Safeguard Work-Order Agent Ecosystem

Proof Report

Certification Report — Work-Order Agent Ecosystem

Strictness: IRS_AUDITOR

The certification state, Evidence Grade, and Trust Score are assigned by the
Forge Proof Layer, not by this document. The authoritative records are
proof/PROOF_DECISION.json, proof/PROOF_SCORECARD.json,
proof/EVIDENCE_GRADE.md, and proof/TRUST_SCORE.json. This report only
summarizes the basis for that decision.

Proof Layer decision (authoritative)

The Proof Layer assigned the certification state, Evidence Grade, and Trust Score recorded in proof/PROOF_DECISION.json, on the basis of: 23/23 external live verification checks passing (external PostgreSQL server + Go gRPC service + HTTP API + restart/reconnect), 0 unsupported claims, all 10 IRS_AUDITOR questions answered, a complete audit trail, and a synthetic benchmark with every claim traced to evidence.

This report distinguishes four things

1. Verified live infrastructure (real, external, exercised)

Four agents run end-to-end against a separate PostgreSQL 16 server (TCP)

and a separate Go gRPC dispatch service (the wire) — verify.mjs, 23/23.
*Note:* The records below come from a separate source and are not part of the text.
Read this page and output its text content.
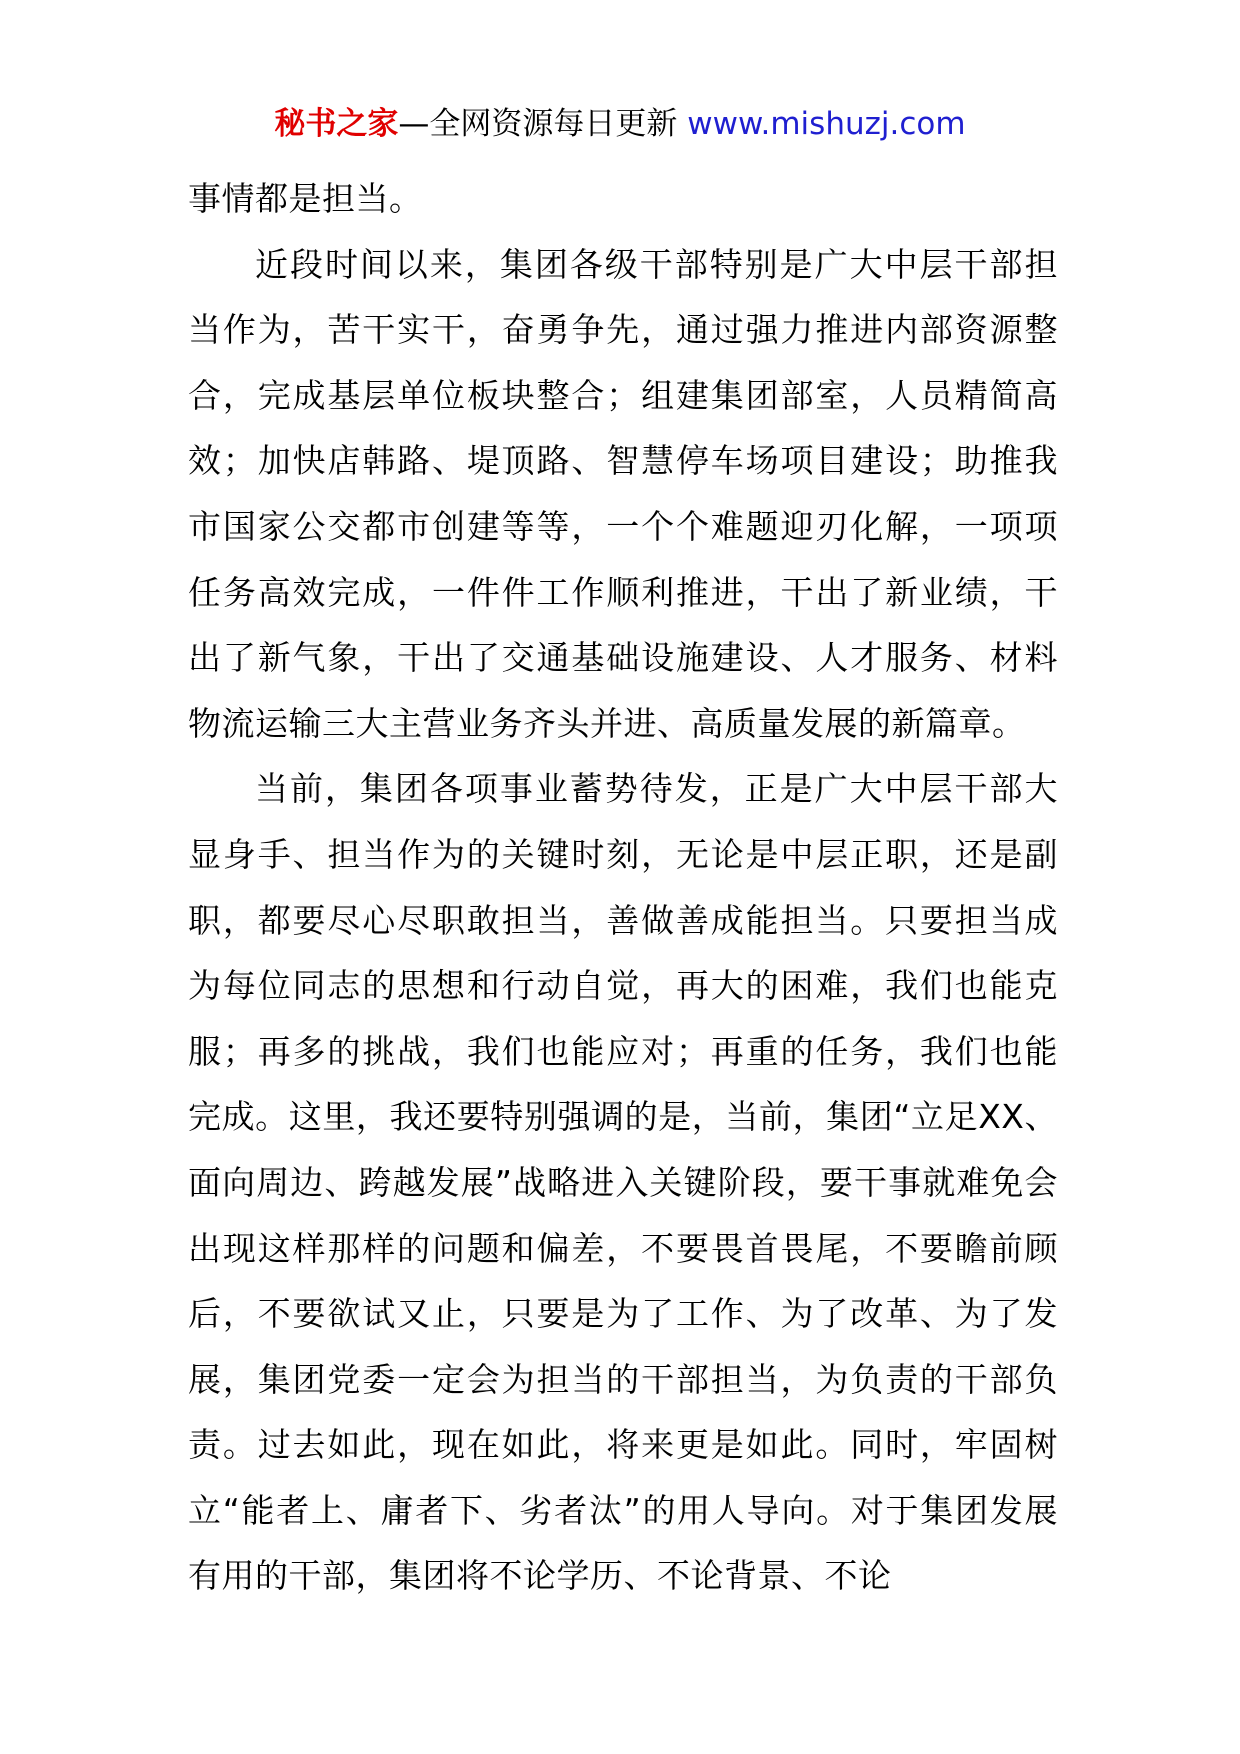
秘书之家—全网资源每日更新 www.mishuzj.com

事情都是担当。

近段时间以来，集团各级干部特别是广大中层干部担当作为，苦干实干，奋勇争先，通过强力推进内部资源整合，完成基层单位板块整合；组建集团部室，人员精简高效；加快店韩路、堤顶路、智慧停车场项目建设；助推我市国家公交都市创建等等，一个个难题迎刃化解，一项项任务高效完成，一件件工作顺利推进，干出了新业绩，干出了新气象，干出了交通基础设施建设、人才服务、材料物流运输三大主营业务齐头并进、高质量发展的新篇章。

当前，集团各项事业蓄势待发，正是广大中层干部大显身手、担当作为的关键时刻，无论是中层正职，还是副职，都要尽心尽职敢担当，善做善成能担当。只要担当成为每位同志的思想和行动自觉，再大的困难，我们也能克服；再多的挑战，我们也能应对；再重的任务，我们也能完成。这里，我还要特别强调的是，当前，集团“立足XX、面向周边、跨越发展”战略进入关键阶段，要干事就难免会出现这样那样的问题和偏差，不要畏首畏尾，不要瞻前顾后，不要欲试又止，只要是为了工作、为了改革、为了发展，集团党委一定会为担当的干部担当，为负责的干部负责。过去如此，现在如此，将来更是如此。同时，牢固树立“能者上、庸者下、劣者汰”的用人导向。对于集团发展有用的干部，集团将不论学历、不论背景、不论
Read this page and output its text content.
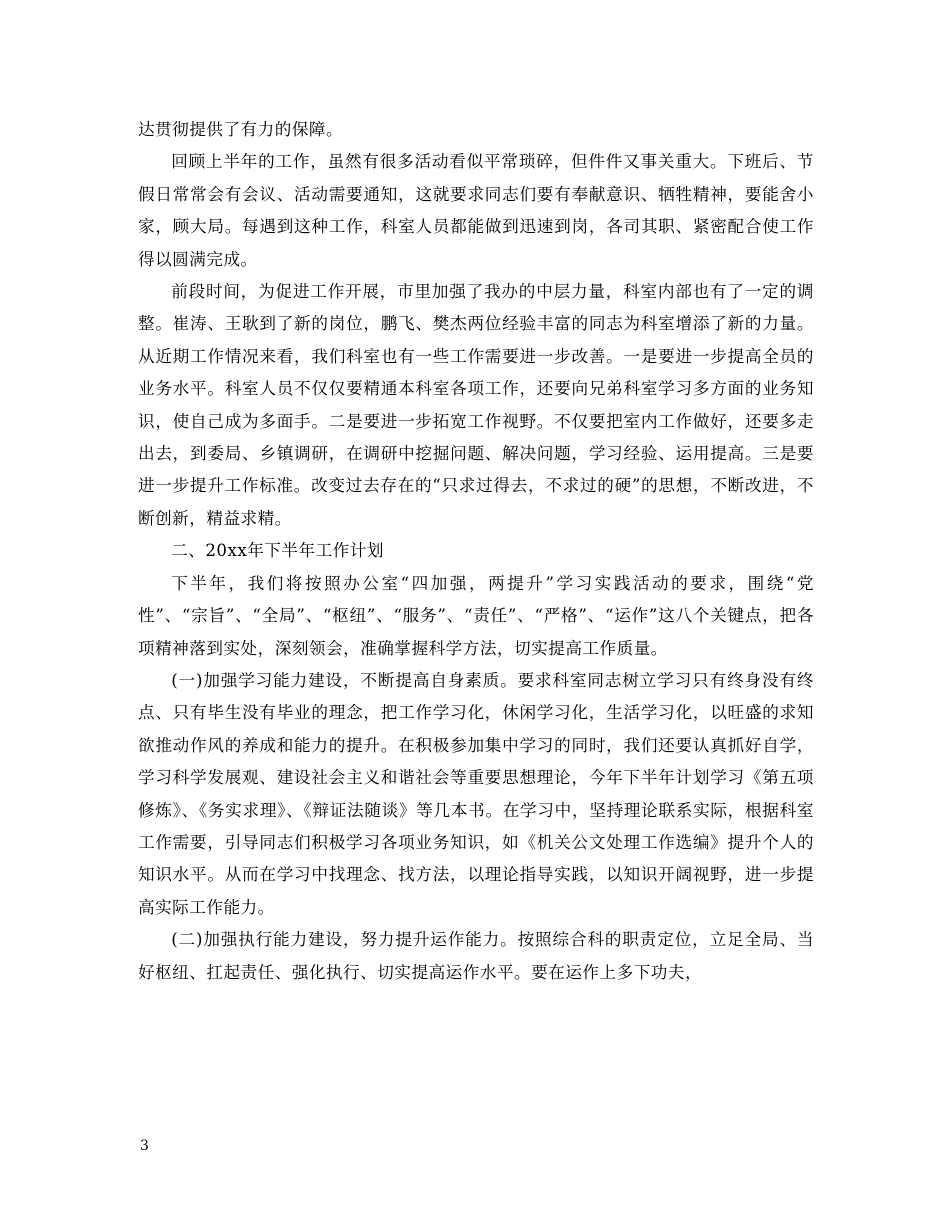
达贯彻提供了有力的保障。

回顾上半年的工作，虽然有很多活动看似平常琐碎，但件件又事关重大。下班后、节假日常常会有会议、活动需要通知，这就要求同志们要有奉献意识、牺牲精神，要能舍小家，顾大局。每遇到这种工作，科室人员都能做到迅速到岗，各司其职、紧密配合使工作得以圆满完成。

前段时间，为促进工作开展，市里加强了我办的中层力量，科室内部也有了一定的调整。崔涛、王耿到了新的岗位，鹏飞、樊杰两位经验丰富的同志为科室增添了新的力量。从近期工作情况来看，我们科室也有一些工作需要进一步改善。一是要进一步提高全员的业务水平。科室人员不仅仅要精通本科室各项工作，还要向兄弟科室学习多方面的业务知识，使自己成为多面手。二是要进一步拓宽工作视野。不仅要把室内工作做好，还要多走出去，到委局、乡镇调研，在调研中挖掘问题、解决问题，学习经验、运用提高。三是要进一步提升工作标准。改变过去存在的“只求过得去，不求过的硬”的思想，不断改进，不断创新，精益求精。

二、20xx年下半年工作计划

下半年，我们将按照办公室“四加强，两提升”学习实践活动的要求，围绕“党性”、“宗旨”、“全局”、“枢纽”、“服务”、“责任”、“严格”、“运作”这八个关键点，把各项精神落到实处，深刻领会，准确掌握科学方法，切实提高工作质量。

(一)加强学习能力建设，不断提高自身素质。要求科室同志树立学习只有终身没有终点、只有毕生没有毕业的理念，把工作学习化，休闲学习化，生活学习化，以旺盛的求知欲推动作风的养成和能力的提升。在积极参加集中学习的同时，我们还要认真抓好自学，学习科学发展观、建设社会主义和谐社会等重要思想理论，今年下半年计划学习《第五项修炼》、《务实求理》、《辩证法随谈》等几本书。在学习中，坚持理论联系实际，根据科室工作需要，引导同志们积极学习各项业务知识，如《机关公文处理工作选编》提升个人的知识水平。从而在学习中找理念、找方法，以理论指导实践，以知识开阔视野，进一步提高实际工作能力。

(二)加强执行能力建设，努力提升运作能力。按照综合科的职责定位，立足全局、当好枢纽、扛起责任、强化执行、切实提高运作水平。要在运作上多下功夫，

3
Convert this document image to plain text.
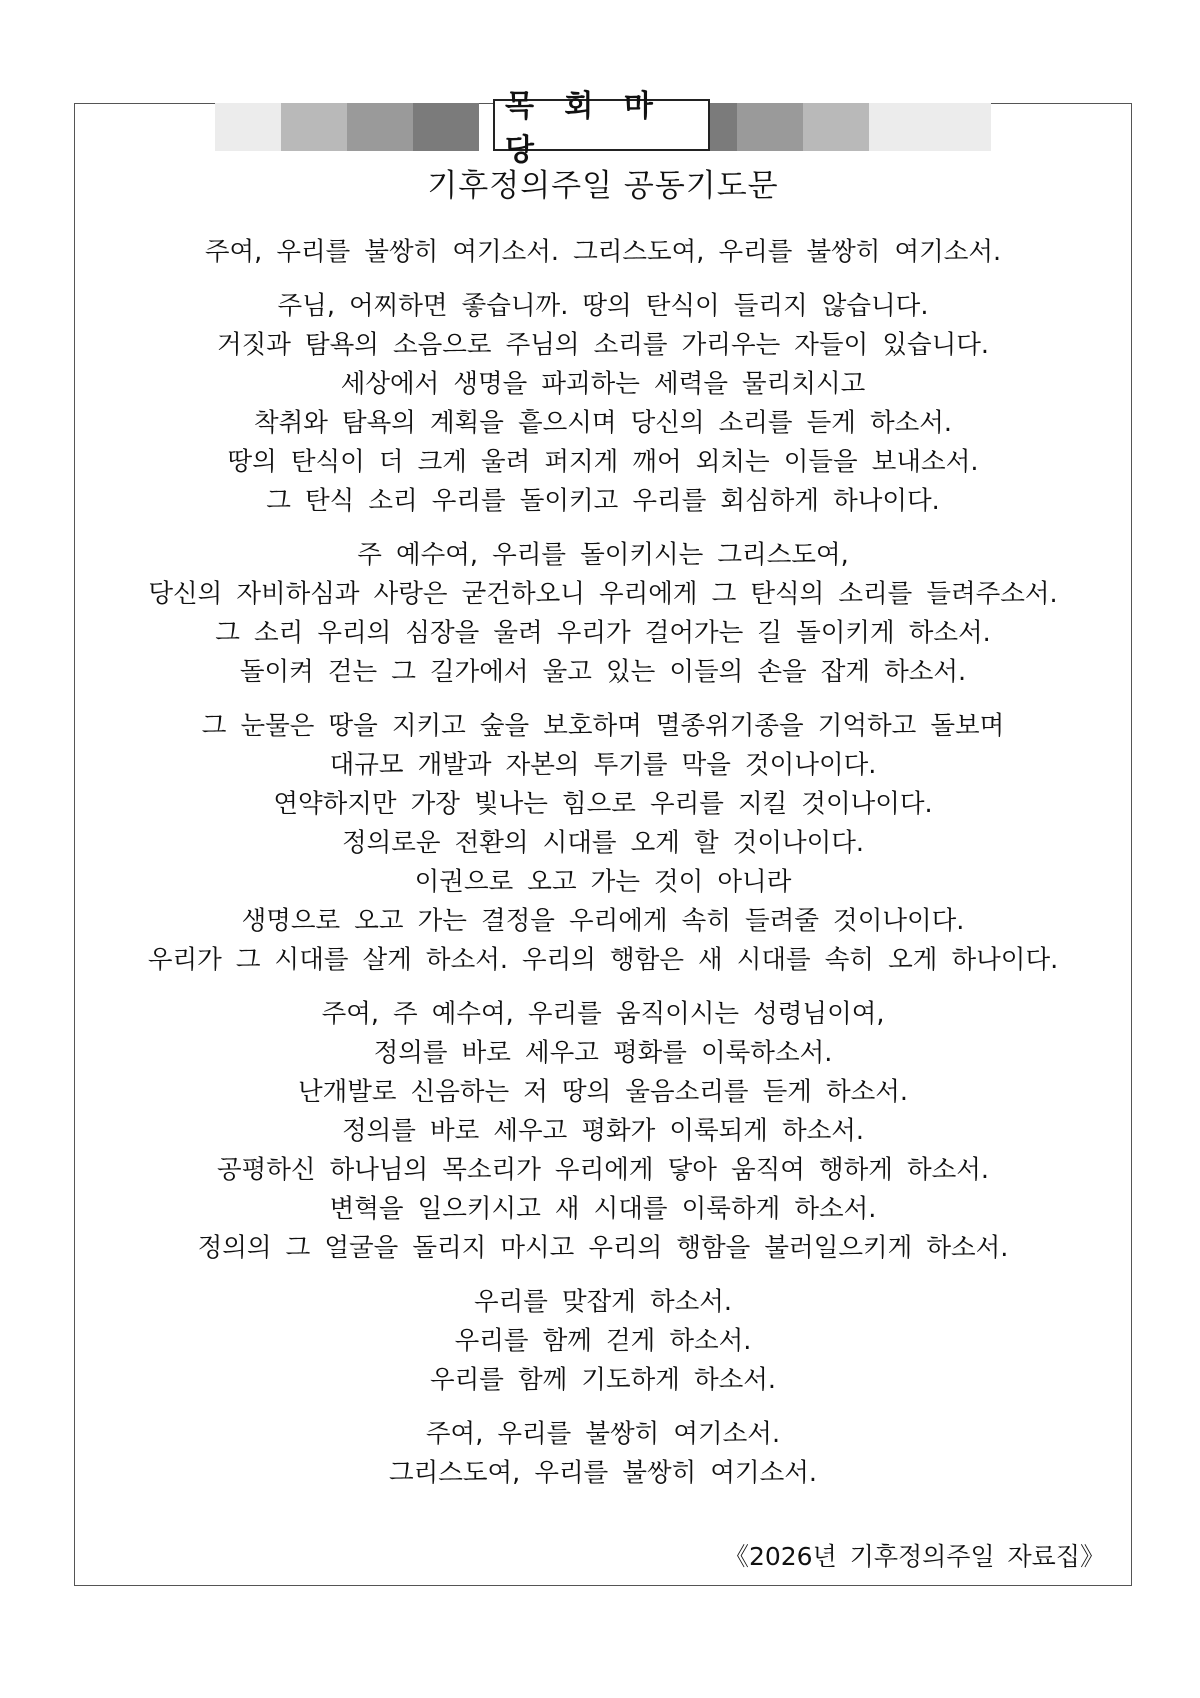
목 회 마 당
기후정의주일 공동기도문
주여, 우리를 불쌍히 여기소서. 그리스도여, 우리를 불쌍히 여기소서.
주님, 어찌하면 좋습니까. 땅의 탄식이 들리지 않습니다.
거짓과 탐욕의 소음으로 주님의 소리를 가리우는 자들이 있습니다.
세상에서 생명을 파괴하는 세력을 물리치시고
착취와 탐욕의 계획을 흩으시며 당신의 소리를 듣게 하소서.
땅의 탄식이 더 크게 울려 퍼지게 깨어 외치는 이들을 보내소서.
그 탄식 소리 우리를 돌이키고 우리를 회심하게 하나이다.
주 예수여, 우리를 돌이키시는 그리스도여,
당신의 자비하심과 사랑은 굳건하오니 우리에게 그 탄식의 소리를 들려주소서.
그 소리 우리의 심장을 울려 우리가 걸어가는 길 돌이키게 하소서.
돌이켜 걷는 그 길가에서 울고 있는 이들의 손을 잡게 하소서.
그 눈물은 땅을 지키고 숲을 보호하며 멸종위기종을 기억하고 돌보며
대규모 개발과 자본의 투기를 막을 것이나이다.
연약하지만 가장 빛나는 힘으로 우리를 지킬 것이나이다.
정의로운 전환의 시대를 오게 할 것이나이다.
이권으로 오고 가는 것이 아니라
생명으로 오고 가는 결정을 우리에게 속히 들려줄 것이나이다.
우리가 그 시대를 살게 하소서. 우리의 행함은 새 시대를 속히 오게 하나이다.
주여, 주 예수여, 우리를 움직이시는 성령님이여,
정의를 바로 세우고 평화를 이룩하소서.
난개발로 신음하는 저 땅의 울음소리를 듣게 하소서.
정의를 바로 세우고 평화가 이룩되게 하소서.
공평하신 하나님의 목소리가 우리에게 닿아 움직여 행하게 하소서.
변혁을 일으키시고 새 시대를 이룩하게 하소서.
정의의 그 얼굴을 돌리지 마시고 우리의 행함을 불러일으키게 하소서.
우리를 맞잡게 하소서.
우리를 함께 걷게 하소서.
우리를 함께 기도하게 하소서.
주여, 우리를 불쌍히 여기소서.
그리스도여, 우리를 불쌍히 여기소서.
《2026년 기후정의주일 자료집》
Live HTTP API (ingest → persist → read-back + audit).
Live persistence: every order in work_orders, one audit_log row each,

dispatch_records matching auto-dispatches.

gRPC idempotency over the wire; malformed requests rejected by the Go server.
Resilience: client reconnects after the Go service restarts; data durable

across an external Postgres server restart + reconnect.

Safety: exception recall 1.0, false-auto-action rate 0.0%. Deterministic (seed 42).

2. Synthetic-data limitations

Agent accuracy (98.87% classification, etc.) is measured on a synthetic seeded corpus with a ground-truth answer key — not real Safeguard data. No claim is made about accuracy on real work orders.

3. Remaining production seams

Seam	Status
Inbound work-order data	synthetic seeded corpus only
Oracle persistence	not implemented (Postgres verified); needs an Oracle adapter
LLM classifier	not implemented (deterministic lexicon stand-in)
Security (auth/RBAC/tenant isolation/TLS/mTLS)	not implemented or tested
HA / multi-node / load / soak	not tested (single host)

Full list: proof/LIMITATIONS.md.

4. What would be required for customer deployment / `PRODUCTION_VALIDATED`

The IRS_AUDITOR standard reserves PRODUCTION_VALIDATED for CERTIFIED plus an official benchmark, independent reproduction, and external validation — none of which exist here (the data is synthetic). To get there: a labeled real Safeguard dataset + re-measured benchmark; **independent third-party reproduction; external validation; auth/RBAC/TLS + security review**; the Oracle adapter if required; an LLM-classifier decision; and HA/load/soak testing. See proof/LIMITATIONS.md.

Evidence index

verification-report.json / .md — the 23 checks + benchmark.
proof/EXECUTIVE_EVIDENCE.md — the ten IRS_AUDITOR questions answered.
proof/CLAIM_EVIDENCE.json — every claim → source/method/artifact.
proof/EXECUTION_TRACE.json — every command → exit code + output hash.
proof/CHECKSUMS.json — sha256 of every shipped file.
proof/LIMITATIONS.md / proof/AUDITOR_OBJECTIONS.md — seams + objections.

Reproduction

See proof/REPRODUCE.md. A stranger can run node verify.mjs, reproduce every number, and confirm the disclosed seams.